Australia leads the world in public sector cyber security, vendor finds

By Stephen Easton

May 18, 2019

Australia’s government-funded organisations have stronger cyber security than their counterparts anywhere in the world, in the eyes of a large multinational that analysed a year’s worth of data from 10,000 clients on six continents.

While auditors-general often recommend government agencies need to improve cyber security, the report suggests that in general, local publicly funded bodies are a long way from being the weakest in the international herd.

They are collectively twice as well-prepared to respond to cyber attacks as the average government organisation in the world, according to Dimension Data’s latest executive guide to the Global Threat Intelligence Report produced by its corporate sibling NTT Security.

Australia’s government sector scores 2.92 out of five for cyber maturity, compared to 1.45 for the worldwide public sector, based on mountains of data collected for a year up to last September.

The view at Dimension Data Australia is this was “primarily due to the government sector having been subjected to high attack volumes in previous years” and that new regulations like the Notifiable Data Breaches law have had a positive influence in security.

Probably for marketing reasons, the report compares Australia to entire regions of the world, all of which contain a mixture of nations at widely varying levels of development.

However, the public sector rankings show the Asia-Pacific is still way ahead of the rest without Australia included, scoring 2.38 while Europe rates 1.35, the Middle East and Africa gets 1.19, and the Americas scores 1.15 for cyber security maturity in government organisations.

The vendor also found a lot of cyber-ambition in the Australian public sector, reporting its IT leaders are aiming for a “future state” that would rate a muscular 4 on the same scale, on average.

These two scores — for the government sector in Australia and in the Asia-Pacific respectively — are the highest of any sector in any geographic area listed in the report.

Dimension Data’s 25-page briefing also provides insights from NTT Security’s 2018 statistics on cyber attacks, such as the most common types, where they come from and the most popular targets.

It leads with seven key take-away messages about the latest threats and the company’s advice on the best ways to combat them, based on the masses of data analysis available to it.

In 2018, 21% of cyber attacks in Australia targeted government organisations while 26% were aimed at financial institutions — compared to only 13% for both sectors in 2017 — and 38% came from within the country, while 24% originated in the United States.

Crypto-jacking, where hackers hijack computing power to mine cryptocurrencies, is increasingly popular while credential theft is also reportedly on the rise.
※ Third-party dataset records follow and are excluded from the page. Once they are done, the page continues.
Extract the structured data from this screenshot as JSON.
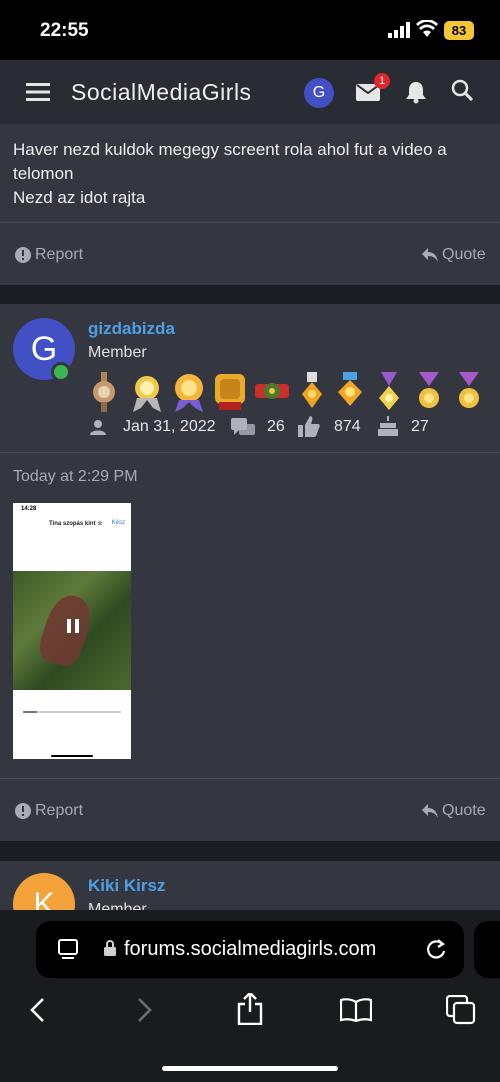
{
  "status_bar": {
    "time": "22:55",
    "battery": "83"
  },
  "header": {
    "title": "SocialMediaGirls",
    "avatar_letter": "G",
    "mail_count": "1"
  },
  "post1": {
    "lines": [
      "Haver nezd kuldok megegy screent rola ahol fut a video a telomon",
      "Nezd az idot rajta"
    ],
    "report_label": "Report",
    "quote_label": "Quote"
  },
  "post2": {
    "avatar_letter": "G",
    "username": "gizdabizda",
    "role": "Member",
    "joined": "Jan 31, 2022",
    "messages": "26",
    "reactions": "874",
    "points": "27",
    "timestamp": "Today at 2:29 PM",
    "report_label": "Report",
    "quote_label": "Quote",
    "attachment": {
      "time": "14:28",
      "title": "Tina szopás kint ☆",
      "done": "Kész"
    }
  },
  "post3": {
    "avatar_letter": "K",
    "username": "Kiki Kirsz",
    "role": "Member"
  },
  "browser": {
    "url": "forums.socialmediagirls.com"
  },
  "colors": {
    "accent": "#4ea0e6",
    "panel": "#353740",
    "avatar_g": "#4150c5",
    "avatar_k": "#f3a33a"
  }
}
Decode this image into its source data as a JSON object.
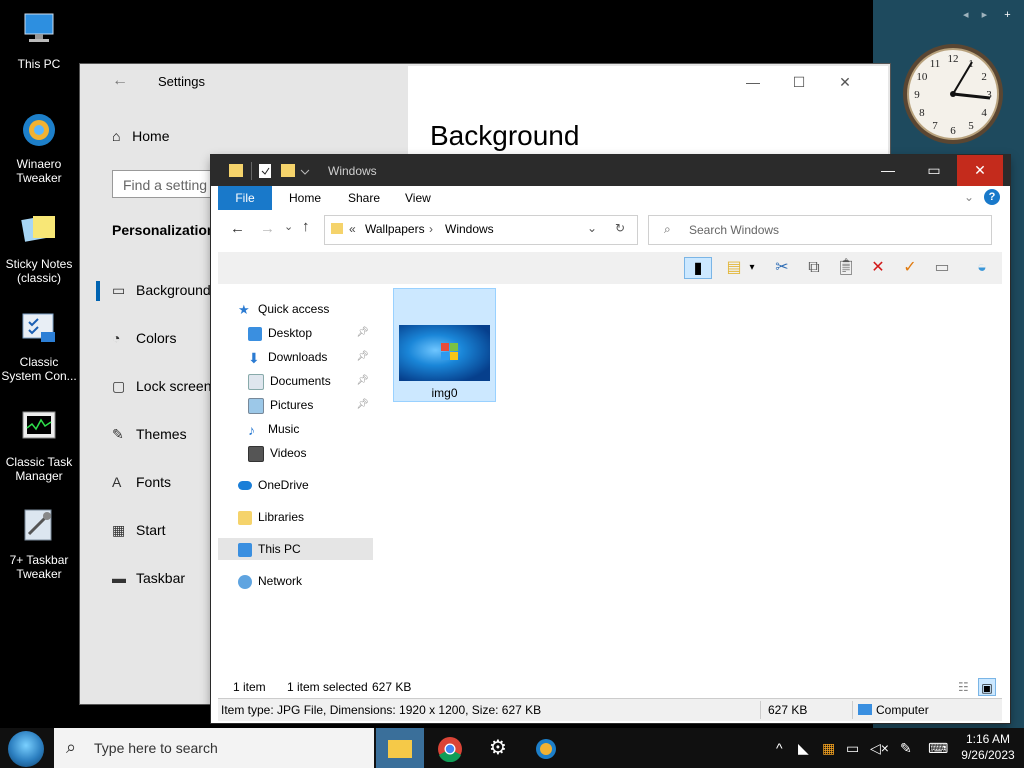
{
  "desktop": {
    "icons": [
      {
        "label": "This PC"
      },
      {
        "label": "Winaero\nTweaker"
      },
      {
        "label": "Sticky Notes\n(classic)"
      },
      {
        "label": "Classic\nSystem Con..."
      },
      {
        "label": "Classic Task\nManager"
      },
      {
        "label": "7+ Taskbar\nTweaker"
      }
    ],
    "widget_controls": {
      "prev": "◂",
      "next": "▸",
      "add": "+"
    }
  },
  "settings": {
    "title": "Settings",
    "home": "Home",
    "search_placeholder": "Find a setting",
    "section": "Personalization",
    "nav": [
      {
        "label": "Background",
        "glyph": "▭"
      },
      {
        "label": "Colors",
        "glyph": "◔"
      },
      {
        "label": "Lock screen",
        "glyph": "▢"
      },
      {
        "label": "Themes",
        "glyph": "✎"
      },
      {
        "label": "Fonts",
        "glyph": "A"
      },
      {
        "label": "Start",
        "glyph": "▦"
      },
      {
        "label": "Taskbar",
        "glyph": "▬"
      }
    ],
    "page_title": "Background",
    "window_buttons": {
      "minimize": "—",
      "maximize": "☐",
      "close": "✕"
    }
  },
  "explorer": {
    "title": "Windows",
    "tabs": [
      "File",
      "Home",
      "Share",
      "View"
    ],
    "breadcrumb": {
      "prefix": "«",
      "parts": [
        "Wallpapers",
        "Windows"
      ]
    },
    "search_placeholder": "Search Windows",
    "nav": [
      {
        "label": "Quick access",
        "pinned": false
      },
      {
        "label": "Desktop",
        "pinned": true
      },
      {
        "label": "Downloads",
        "pinned": true
      },
      {
        "label": "Documents",
        "pinned": true
      },
      {
        "label": "Pictures",
        "pinned": true
      },
      {
        "label": "Music",
        "pinned": false
      },
      {
        "label": "Videos",
        "pinned": false
      },
      {
        "label": "OneDrive",
        "pinned": false
      },
      {
        "label": "Libraries",
        "pinned": false
      },
      {
        "label": "This PC",
        "pinned": false
      },
      {
        "label": "Network",
        "pinned": false
      }
    ],
    "files": [
      {
        "name": "img0"
      }
    ],
    "status": {
      "count": "1 item",
      "selected": "1 item selected",
      "size": "627 KB"
    },
    "info": {
      "details": "Item type: JPG File, Dimensions: 1920 x 1200, Size: 627 KB",
      "size": "627 KB",
      "location": "Computer"
    }
  },
  "clock": {
    "numbers": [
      "12",
      "1",
      "2",
      "3",
      "4",
      "5",
      "6",
      "7",
      "8",
      "9",
      "10",
      "11"
    ]
  },
  "taskbar": {
    "search_placeholder": "Type here to search",
    "time": "1:16 AM",
    "date": "9/26/2023"
  },
  "colors": {
    "accent": "#1979ca",
    "close_red": "#c42b1c",
    "selection": "#cce8ff"
  }
}
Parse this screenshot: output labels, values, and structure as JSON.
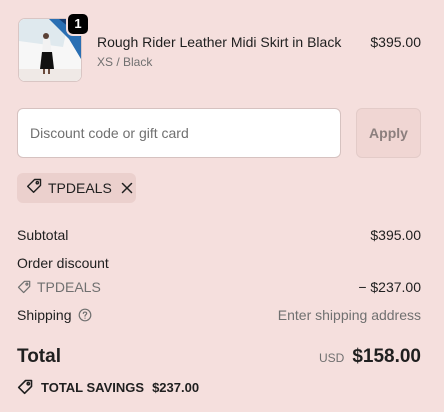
{
  "line_item": {
    "quantity": "1",
    "name": "Rough Rider Leather Midi Skirt in Black",
    "variant": "XS / Black",
    "price": "$395.00"
  },
  "discount": {
    "placeholder": "Discount code or gift card",
    "value": "",
    "apply_label": "Apply",
    "applied_code": "TPDEALS"
  },
  "summary": {
    "subtotal_label": "Subtotal",
    "subtotal_value": "$395.00",
    "order_discount_label": "Order discount",
    "discount_code": "TPDEALS",
    "discount_value": "− $237.00",
    "shipping_label": "Shipping",
    "shipping_value": "Enter shipping address"
  },
  "total": {
    "label": "Total",
    "currency": "USD",
    "amount": "$158.00"
  },
  "savings": {
    "label": "TOTAL SAVINGS",
    "amount": "$237.00"
  },
  "colors": {
    "background": "#f5dfdd",
    "chip_background": "#ebd0cd",
    "apply_button": "#f0d6d3"
  }
}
A lot of new vulnerabilities were also discovered last year — 12.5% more than in 2017 and more than in any other previous year.

The report suggests that generally, even the world’s most cyber-secure organisations have a lot of work to do, even just to meet their own ambitions.

“Globally, the average cybersecurity maturity rating languishes at a worrying 1.45 out of 5 – a score determined by an organisation’s holistic approach to cybersecurity from a process, metrics and strategic perspective. This comes during a time when security vulnerabilities have also surged to a record high (up 12.5% from 2017).”

Australia does not stand out nearly as much in the results for all sectors, with an overall score of 1.65. The Middle East and Africa led overall in 2018 on 1.77, from the global vendor’s perspective, while it gave the rest of the Asia-Pacific region 1.45.

The scores ares derived using the standard Capability Maturity Model as applied to cyber security, according to a spokesperson. The data comes from assessments the firm conducts as part of its advisory service and analysis of client data including: “log, event, attack, incident, and vulnerability data; incident response engagements; threat intelligence; and other research sources.”